73. What are the other penalties for violation of election laws?
ANSWER: As a general rule, the penalty for an election offense under the Election Code is imprisonment of
not less than one year but not more than six years and the offender shall not be subject to probation and
shall suffer disqualification to hold public office and deprivation of the right to suffrage. However, RA 9369
upgraded the penalty to 8 years and 1 day to 12 years for the offense of failure to post voters list, stealing
ballots, election returns and certificates of canvass.
74. Is the switching of official ballots election related offense?
ANSWER: YES. Switching of official ballots with simulated ballots is an election related incident, not an
ordinary act of falsification of public documents, for which the COMELEC, through its authorized legal
officers, has the exclusive power to conduct preliminary investigation and to prosecute. (Pena vs.
Martizano, 403 SCRA 281)

75. Can a person criminally liable for election offenses be exempted by the COMELEC from prosecution?
ANSWER: YES. Those who have committed election offenses but volunteer to give information and testify
on any violation of said law in any official investigation, or proceeding with reference to which his
information and testimony is given transactional immunity.
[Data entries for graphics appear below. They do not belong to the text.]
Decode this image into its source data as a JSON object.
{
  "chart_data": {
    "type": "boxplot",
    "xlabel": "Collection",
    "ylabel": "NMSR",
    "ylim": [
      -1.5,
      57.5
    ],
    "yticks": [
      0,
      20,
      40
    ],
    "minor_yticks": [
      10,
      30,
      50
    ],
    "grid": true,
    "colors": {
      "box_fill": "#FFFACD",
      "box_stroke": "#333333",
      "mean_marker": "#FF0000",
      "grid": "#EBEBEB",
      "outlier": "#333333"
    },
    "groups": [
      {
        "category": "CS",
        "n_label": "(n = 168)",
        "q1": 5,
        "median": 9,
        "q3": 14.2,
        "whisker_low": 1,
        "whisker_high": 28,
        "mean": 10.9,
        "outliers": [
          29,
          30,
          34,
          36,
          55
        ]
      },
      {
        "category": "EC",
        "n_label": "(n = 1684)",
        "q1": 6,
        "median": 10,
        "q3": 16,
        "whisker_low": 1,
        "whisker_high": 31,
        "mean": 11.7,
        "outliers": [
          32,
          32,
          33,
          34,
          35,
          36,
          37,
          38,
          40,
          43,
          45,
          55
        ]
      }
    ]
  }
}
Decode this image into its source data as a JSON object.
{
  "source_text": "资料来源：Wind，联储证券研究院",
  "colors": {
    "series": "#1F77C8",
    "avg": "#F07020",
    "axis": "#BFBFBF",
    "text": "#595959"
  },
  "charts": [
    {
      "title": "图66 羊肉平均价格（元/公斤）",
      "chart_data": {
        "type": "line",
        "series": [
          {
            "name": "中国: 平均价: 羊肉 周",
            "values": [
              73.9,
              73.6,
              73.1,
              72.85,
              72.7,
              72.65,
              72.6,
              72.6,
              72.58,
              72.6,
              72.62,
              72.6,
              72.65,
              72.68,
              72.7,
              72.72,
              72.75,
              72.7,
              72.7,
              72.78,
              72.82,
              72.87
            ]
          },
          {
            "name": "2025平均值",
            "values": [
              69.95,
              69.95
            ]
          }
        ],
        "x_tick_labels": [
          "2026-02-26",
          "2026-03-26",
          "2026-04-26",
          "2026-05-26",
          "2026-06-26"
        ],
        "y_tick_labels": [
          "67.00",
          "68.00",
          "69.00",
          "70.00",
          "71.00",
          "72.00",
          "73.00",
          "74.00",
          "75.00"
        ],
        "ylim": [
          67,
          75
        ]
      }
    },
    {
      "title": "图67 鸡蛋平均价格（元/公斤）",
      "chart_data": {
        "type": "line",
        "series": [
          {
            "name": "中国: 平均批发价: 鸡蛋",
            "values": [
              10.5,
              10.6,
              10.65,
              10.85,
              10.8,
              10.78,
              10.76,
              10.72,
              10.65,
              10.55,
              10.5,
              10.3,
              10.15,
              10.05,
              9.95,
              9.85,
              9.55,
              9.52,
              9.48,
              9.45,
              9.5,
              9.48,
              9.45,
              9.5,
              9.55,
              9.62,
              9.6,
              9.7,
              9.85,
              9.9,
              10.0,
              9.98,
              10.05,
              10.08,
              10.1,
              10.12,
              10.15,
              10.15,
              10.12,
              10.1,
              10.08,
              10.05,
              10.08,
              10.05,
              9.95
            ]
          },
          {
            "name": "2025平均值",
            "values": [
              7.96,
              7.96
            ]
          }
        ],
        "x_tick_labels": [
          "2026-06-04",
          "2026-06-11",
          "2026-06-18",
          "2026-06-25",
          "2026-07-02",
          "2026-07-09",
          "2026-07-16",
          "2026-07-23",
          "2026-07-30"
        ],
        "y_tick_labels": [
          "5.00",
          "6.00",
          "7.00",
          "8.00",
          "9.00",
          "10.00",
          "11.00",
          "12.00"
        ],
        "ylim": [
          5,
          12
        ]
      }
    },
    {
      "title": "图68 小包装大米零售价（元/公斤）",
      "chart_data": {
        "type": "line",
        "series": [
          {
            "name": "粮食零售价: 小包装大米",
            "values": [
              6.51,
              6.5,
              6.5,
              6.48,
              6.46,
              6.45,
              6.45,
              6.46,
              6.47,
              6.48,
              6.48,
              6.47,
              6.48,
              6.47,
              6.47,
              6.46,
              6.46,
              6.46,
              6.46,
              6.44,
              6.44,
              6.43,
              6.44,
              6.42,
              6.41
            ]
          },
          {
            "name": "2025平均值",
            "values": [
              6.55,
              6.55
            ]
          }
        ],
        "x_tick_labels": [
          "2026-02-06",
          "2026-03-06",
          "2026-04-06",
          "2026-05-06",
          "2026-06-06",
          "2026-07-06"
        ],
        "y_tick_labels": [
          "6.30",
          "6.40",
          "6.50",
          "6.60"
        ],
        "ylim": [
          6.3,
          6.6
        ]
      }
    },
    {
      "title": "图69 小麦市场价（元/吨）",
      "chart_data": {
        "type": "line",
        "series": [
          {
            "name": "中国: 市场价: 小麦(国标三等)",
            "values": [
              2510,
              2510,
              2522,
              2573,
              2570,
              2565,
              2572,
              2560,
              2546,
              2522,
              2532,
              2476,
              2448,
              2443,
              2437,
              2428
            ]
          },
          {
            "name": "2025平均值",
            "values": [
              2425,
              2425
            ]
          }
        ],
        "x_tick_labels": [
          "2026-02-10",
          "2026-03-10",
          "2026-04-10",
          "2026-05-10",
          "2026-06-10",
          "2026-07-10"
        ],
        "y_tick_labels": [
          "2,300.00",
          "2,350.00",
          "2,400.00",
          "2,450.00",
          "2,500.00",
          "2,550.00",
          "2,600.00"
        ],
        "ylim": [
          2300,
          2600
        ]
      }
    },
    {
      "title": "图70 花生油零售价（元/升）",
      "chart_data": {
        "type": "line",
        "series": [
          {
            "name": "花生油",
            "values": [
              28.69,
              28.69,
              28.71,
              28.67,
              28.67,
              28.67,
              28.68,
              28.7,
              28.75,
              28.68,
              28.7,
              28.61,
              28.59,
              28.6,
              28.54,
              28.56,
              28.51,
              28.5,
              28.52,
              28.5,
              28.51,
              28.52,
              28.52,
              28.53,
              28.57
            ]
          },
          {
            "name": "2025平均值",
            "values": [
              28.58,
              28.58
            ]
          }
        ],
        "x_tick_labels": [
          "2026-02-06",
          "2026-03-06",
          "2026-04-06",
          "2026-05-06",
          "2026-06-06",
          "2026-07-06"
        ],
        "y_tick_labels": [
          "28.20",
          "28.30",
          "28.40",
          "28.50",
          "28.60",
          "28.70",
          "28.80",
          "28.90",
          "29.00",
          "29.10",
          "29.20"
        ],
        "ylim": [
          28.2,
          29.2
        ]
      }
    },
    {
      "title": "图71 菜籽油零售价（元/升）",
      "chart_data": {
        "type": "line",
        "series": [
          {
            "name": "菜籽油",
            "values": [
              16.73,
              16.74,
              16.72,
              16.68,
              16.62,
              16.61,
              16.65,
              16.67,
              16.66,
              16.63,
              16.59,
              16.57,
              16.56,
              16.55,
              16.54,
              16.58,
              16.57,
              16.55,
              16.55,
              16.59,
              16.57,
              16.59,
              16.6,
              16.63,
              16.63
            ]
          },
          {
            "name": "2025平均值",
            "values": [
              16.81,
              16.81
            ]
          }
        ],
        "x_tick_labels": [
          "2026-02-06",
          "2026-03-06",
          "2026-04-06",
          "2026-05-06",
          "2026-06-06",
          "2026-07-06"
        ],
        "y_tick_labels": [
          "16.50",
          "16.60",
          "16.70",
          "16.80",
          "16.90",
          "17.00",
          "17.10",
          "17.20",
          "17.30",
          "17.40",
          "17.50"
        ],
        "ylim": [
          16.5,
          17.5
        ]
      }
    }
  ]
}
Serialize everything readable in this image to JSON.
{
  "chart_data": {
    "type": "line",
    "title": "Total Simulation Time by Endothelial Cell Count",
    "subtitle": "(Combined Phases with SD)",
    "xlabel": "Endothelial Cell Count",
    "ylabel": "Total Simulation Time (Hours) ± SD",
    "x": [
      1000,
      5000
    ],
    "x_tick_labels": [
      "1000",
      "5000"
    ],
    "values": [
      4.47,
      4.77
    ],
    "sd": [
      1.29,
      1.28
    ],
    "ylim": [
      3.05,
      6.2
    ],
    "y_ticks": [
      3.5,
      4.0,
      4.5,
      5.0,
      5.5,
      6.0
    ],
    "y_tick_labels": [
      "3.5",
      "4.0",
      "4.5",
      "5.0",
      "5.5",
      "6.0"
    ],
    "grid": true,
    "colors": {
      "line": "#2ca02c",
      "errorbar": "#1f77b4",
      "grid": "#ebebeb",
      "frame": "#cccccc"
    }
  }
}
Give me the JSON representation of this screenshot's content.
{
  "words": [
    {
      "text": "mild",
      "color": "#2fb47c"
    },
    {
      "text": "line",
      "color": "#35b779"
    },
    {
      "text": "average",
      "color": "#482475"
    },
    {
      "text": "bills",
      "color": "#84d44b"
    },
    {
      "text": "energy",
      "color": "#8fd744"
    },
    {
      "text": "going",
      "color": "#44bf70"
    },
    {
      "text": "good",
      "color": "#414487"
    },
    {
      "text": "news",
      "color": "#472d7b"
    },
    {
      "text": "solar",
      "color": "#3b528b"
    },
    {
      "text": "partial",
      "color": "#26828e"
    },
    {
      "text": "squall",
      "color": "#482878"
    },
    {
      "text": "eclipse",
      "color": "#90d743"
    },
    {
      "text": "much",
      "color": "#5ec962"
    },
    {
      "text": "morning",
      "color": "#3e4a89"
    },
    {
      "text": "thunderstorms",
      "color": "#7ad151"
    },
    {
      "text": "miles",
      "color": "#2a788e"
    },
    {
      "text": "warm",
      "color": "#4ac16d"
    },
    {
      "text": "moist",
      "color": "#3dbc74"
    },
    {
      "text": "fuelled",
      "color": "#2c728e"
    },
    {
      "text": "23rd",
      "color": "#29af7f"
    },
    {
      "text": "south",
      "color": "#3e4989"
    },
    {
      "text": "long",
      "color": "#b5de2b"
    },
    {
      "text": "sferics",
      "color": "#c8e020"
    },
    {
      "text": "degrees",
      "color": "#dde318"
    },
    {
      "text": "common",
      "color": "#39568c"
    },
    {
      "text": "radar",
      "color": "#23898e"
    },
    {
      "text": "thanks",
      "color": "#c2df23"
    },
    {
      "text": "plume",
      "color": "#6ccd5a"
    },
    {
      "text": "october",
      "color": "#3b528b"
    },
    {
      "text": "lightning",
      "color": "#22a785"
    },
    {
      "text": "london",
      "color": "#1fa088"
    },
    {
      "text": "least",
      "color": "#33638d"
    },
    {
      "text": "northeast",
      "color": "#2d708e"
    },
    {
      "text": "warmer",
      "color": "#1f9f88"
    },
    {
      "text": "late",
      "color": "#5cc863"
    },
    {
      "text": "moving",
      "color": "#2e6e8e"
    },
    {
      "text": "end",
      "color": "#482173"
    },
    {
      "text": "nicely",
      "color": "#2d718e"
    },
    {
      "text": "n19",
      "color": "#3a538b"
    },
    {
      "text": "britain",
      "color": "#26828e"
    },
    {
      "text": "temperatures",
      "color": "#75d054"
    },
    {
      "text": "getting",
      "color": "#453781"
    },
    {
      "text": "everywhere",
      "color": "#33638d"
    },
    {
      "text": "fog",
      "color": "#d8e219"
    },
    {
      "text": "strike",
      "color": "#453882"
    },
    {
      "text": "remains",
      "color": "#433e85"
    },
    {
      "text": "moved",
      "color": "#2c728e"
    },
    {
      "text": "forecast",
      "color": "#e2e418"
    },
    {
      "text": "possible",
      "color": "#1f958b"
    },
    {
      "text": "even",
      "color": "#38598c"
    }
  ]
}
The testimony of a voluntary witness in accord
with his sworn statement operates as a pardon for the criminal charges to which it relates. If such witness
later refuses to testify or testifies but contrary to his affidavit, he loses his immunity from suit and may be
prosecuted for violation of Sec. 261 (a) and (b) of the OEC, perjury under Art. 183 of the Revised Penal
Code, or false testimony under Art. 180 of the same Code. (COMELEC vs. Espanol, 417 SCRA 554)
The power to grant exemption is vested solely on the COMELEC. This power is concomitant with
its authority to enforce election laws, investigate election offenses and prosecute those committing the
same. The exercise of such power should not be interfered with by the trial court. Neither may the Supreme
Court interfere with the COMELEC’s exercise of its discretion in denying or granting exemptions under the
law, unless the COMELEC commits a grave abuse of discretion amounting to excess or lack of jurisdiction.